2099.4	.0: It seems that ASE1.4 can't handle SCSI single point failure	EPS::NGUYEN	Without fools there would be no wisdom.	`Tue Jun 03 1997 10:17`	18
	Hi there, I've got the same problem when my application service does not fail over when the SCSI bus is disconnected. My software versions are the same as those in .0, and I use HSZ40 instead of the BA box. I configured the application favor member "system1,system2" and do NOT fail over to the higher favor member automatically. In order to activate the fail over in the old version of ASE1.3, I used to "cd" into the directory on the shared disk and "ls", but it seems does NOT work anymore, the application can not to data on the shared disk and just hang there without failing over to the other system. Any recommendations/suggestions are highly appreciated. Regards, Gina Nguyen
2099.5		COMICS::CORNEJ	What's an Architect?	`Tue Jun 03 1997 11:24`	12
	>In order to activate the fail over in the old version of ASE1.3, I used >to "cd" into the directory on the shared disk and "ls", but it seems does >NOT work anymore, the application can not to data on the shared disk and >just hang there without failing over to the other system. The service will not fail over if you "cd" to the filesystem on the shared disk (look in daemon.log - it will show the umount failing because the device is still busy). Jc
2099.6	SCSI full partition changed in 1.4 ?	BACHUS::DEVOS	Manu Devos NSIS Brussels 856-7539	`Wed Jun 04 1997 16:34`	20
	Hi Jc, > The service will not fail over if you "cd" to the filesystem on the > shared disk (look in daemon.log - it will show the umount failing > because the device is still busy). I think .4 wanted to say that after having disonnected the SCSI bus cable, he had to do a "cd - ls" to cause an IO on the disconnected disk to cause the failover. This simply confirms my answer saying that a cable disconnection is not sufficient to cause a failover, an IO is also needed.. But, the interesting information in .0, .3 and .4 seems that it does not work anymore with version 1.4... Is it any change in version 1.4 concerning the SCSI BUS full partition inregards of version 1.3 ? Manu.

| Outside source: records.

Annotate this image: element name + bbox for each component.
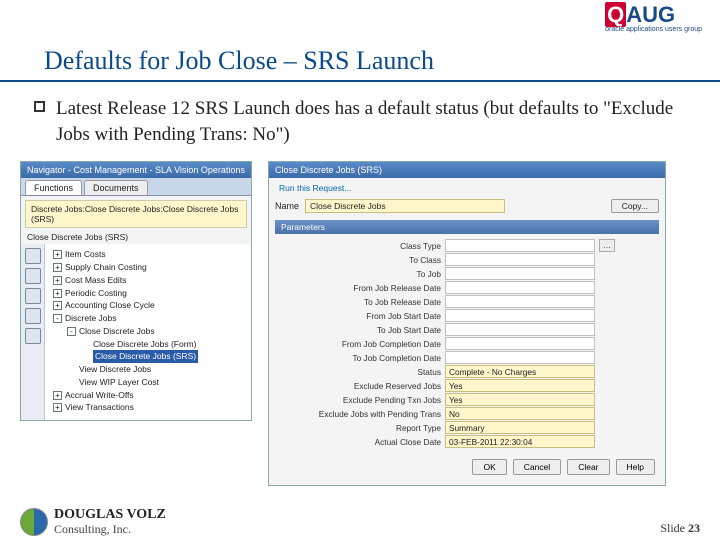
tree-node[interactable]: -Close Discrete Jobs <box>47 325 249 338</box>
param-label: Report Type <box>277 423 441 433</box>
tree-node[interactable]: View WIP Layer Cost <box>47 376 249 389</box>
param-label: To Class <box>277 255 441 265</box>
copy-button[interactable]: Copy... <box>611 199 659 213</box>
param-input[interactable]: 03-FEB-2011 22:30:04 <box>445 435 595 448</box>
tree-node[interactable]: +Item Costs <box>47 248 249 261</box>
param-row: Exclude Pending Txn Jobs Yes <box>277 393 657 406</box>
tree-node[interactable]: Close Discrete Jobs (Form) <box>47 338 249 351</box>
param-row: Class Type … <box>277 239 657 252</box>
tree-node[interactable]: +Cost Mass Edits <box>47 274 249 287</box>
oaug-logo: QOAUGAUG oracle applications users group <box>605 2 702 33</box>
param-row: To Job Completion Date <box>277 351 657 364</box>
param-label: Exclude Pending Txn Jobs <box>277 395 441 405</box>
run-request-link[interactable]: Run this Request... <box>275 181 659 196</box>
param-input[interactable]: Summary <box>445 421 595 434</box>
navigator-icon-bar <box>21 244 45 420</box>
tab-functions[interactable]: Functions <box>25 180 82 195</box>
param-input[interactable] <box>445 281 595 294</box>
navigator-tabs: Functions Documents <box>21 178 251 196</box>
param-input[interactable] <box>445 323 595 336</box>
param-row: To Class <box>277 253 657 266</box>
tree-node[interactable]: +Accrual Write-Offs <box>47 389 249 402</box>
param-input[interactable] <box>445 239 595 252</box>
srs-form-window: Close Discrete Jobs (SRS) Run this Reque… <box>268 161 666 486</box>
form-title: Close Discrete Jobs (SRS) <box>269 162 665 178</box>
bullet-text: Latest Release 12 SRS Launch does has a … <box>0 92 720 157</box>
param-row: From Job Start Date <box>277 309 657 322</box>
param-row: From Job Release Date <box>277 281 657 294</box>
tree-node[interactable]: +Supply Chain Costing <box>47 261 249 274</box>
param-label: Actual Close Date <box>277 437 441 447</box>
param-row: To Job <box>277 267 657 280</box>
param-label: From Job Completion Date <box>277 339 441 349</box>
tree-node[interactable]: +Accounting Close Cycle <box>47 299 249 312</box>
param-input[interactable] <box>445 309 595 322</box>
tree-node[interactable]: Close Discrete Jobs (SRS) <box>47 350 249 363</box>
navigator-tree: +Item Costs+Supply Chain Costing+Cost Ma… <box>45 244 251 420</box>
param-row: Exclude Reserved Jobs Yes <box>277 379 657 392</box>
param-label: Status <box>277 367 441 377</box>
param-label: To Job Release Date <box>277 297 441 307</box>
tab-documents[interactable]: Documents <box>84 180 148 195</box>
parameters-header: Parameters <box>275 220 659 234</box>
tree-node[interactable]: +Periodic Costing <box>47 287 249 300</box>
parameters-fields: Class Type … To Class To Job From Job Releas… <box>275 234 659 453</box>
param-input[interactable]: No <box>445 407 595 420</box>
param-label: From Job Release Date <box>277 283 441 293</box>
navigator-title: Navigator - Cost Management - SLA Vision… <box>21 162 251 178</box>
param-row: To Job Start Date <box>277 323 657 336</box>
oaug-subtitle: oracle applications users group <box>605 26 702 33</box>
param-input[interactable] <box>445 337 595 350</box>
param-input[interactable]: Yes <box>445 379 595 392</box>
navigator-window: Navigator - Cost Management - SLA Vision… <box>20 161 252 421</box>
param-input[interactable] <box>445 351 595 364</box>
navigator-breadcrumb: Discrete Jobs:Close Discrete Jobs:Close … <box>25 200 247 228</box>
param-row: Report Type Summary <box>277 421 657 434</box>
cancel-button[interactable]: Cancel <box>513 459 561 475</box>
name-field[interactable]: Close Discrete Jobs <box>305 199 505 213</box>
bullet-icon <box>34 101 45 112</box>
tree-node[interactable]: +View Transactions <box>47 401 249 414</box>
tree-node[interactable]: View Discrete Jobs <box>47 363 249 376</box>
slide-title: Defaults for Job Close – SRS Launch <box>0 36 720 82</box>
param-label: Exclude Jobs with Pending Trans <box>277 409 441 419</box>
param-row: Actual Close Date 03-FEB-2011 22:30:04 <box>277 435 657 448</box>
param-input[interactable] <box>445 267 595 280</box>
param-input[interactable]: Yes <box>445 393 595 406</box>
param-label: From Job Start Date <box>277 311 441 321</box>
param-label: Exclude Reserved Jobs <box>277 381 441 391</box>
company-logo: DOUGLAS VOLZ Consulting, Inc. <box>20 508 166 536</box>
tree-node[interactable]: -Discrete Jobs <box>47 312 249 325</box>
param-row: Status Complete - No Charges <box>277 365 657 378</box>
param-input[interactable] <box>445 253 595 266</box>
slide-number: Slide 23 <box>660 521 700 536</box>
param-label: Class Type <box>277 241 441 251</box>
param-input[interactable] <box>445 295 595 308</box>
ok-button[interactable]: OK <box>472 459 506 475</box>
clear-button[interactable]: Clear <box>567 459 609 475</box>
navigator-root: Close Discrete Jobs (SRS) <box>21 232 251 244</box>
param-row: Exclude Jobs with Pending Trans No <box>277 407 657 420</box>
param-label: To Job <box>277 269 441 279</box>
name-label: Name <box>275 201 299 211</box>
lov-button[interactable]: … <box>599 239 615 252</box>
param-label: To Job Start Date <box>277 325 441 335</box>
param-input[interactable]: Complete - No Charges <box>445 365 595 378</box>
param-row: From Job Completion Date <box>277 337 657 350</box>
param-label: To Job Completion Date <box>277 353 441 363</box>
help-button[interactable]: Help <box>616 459 655 475</box>
param-row: To Job Release Date <box>277 295 657 308</box>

2099.7	:-)	COMICS::CORNEJ	What's an Architect?	`Thu Jun 05 1997 07:45`	5
	Ooops! Sorry about that. It is what comes from doing what I wrote in .4 too often that day myself:-) Jc
2099.8	ScSi fail over for less than 1-minute	EPS::NGUYEN	Without fools there would be no wisdom.	`Thu Jun 05 1997 09:29`	23
	Hello there, Thank you very much for discussion on the case. What .6 have written is precisely what I mean. Since the ASE already discovered that there is a failure in the SCSI, it won't hurt it to "cd" in the directory (after all, what that be is an empty bucket to mount the shared disk). It only doesn't work as .5 suggested in the normal condition. Well, after some more extensively testing, I've found out that the system will fail over if any "IO" action is quick enough (I mean within less than 2 minutes or so) around the SCSI failure time. The longer the time, the more difficult it is for the system to do anything. I mean again is that after "1" minute, one should expect that the system would hang. However, I believe that if our customers buy our product, they would expect that it would work unless it's stating otherwise. What if the SCSI fails at night or sometime when there are not many IO trafics? Any suggestions from the product team? Gina Nguyen
2099.9		KITCHE::schott	Eric R. Schott USG Product Management	`Thu Jun 05 1997 13:15`	9
	Hi If you have behavior that you think is incorrect (or different between releases), I suggest you file a QAR or CLD/IPMT. The system should not hang...so I think this is a serious problem. I think to get the attention this deserves, you should escalate as required by your customer.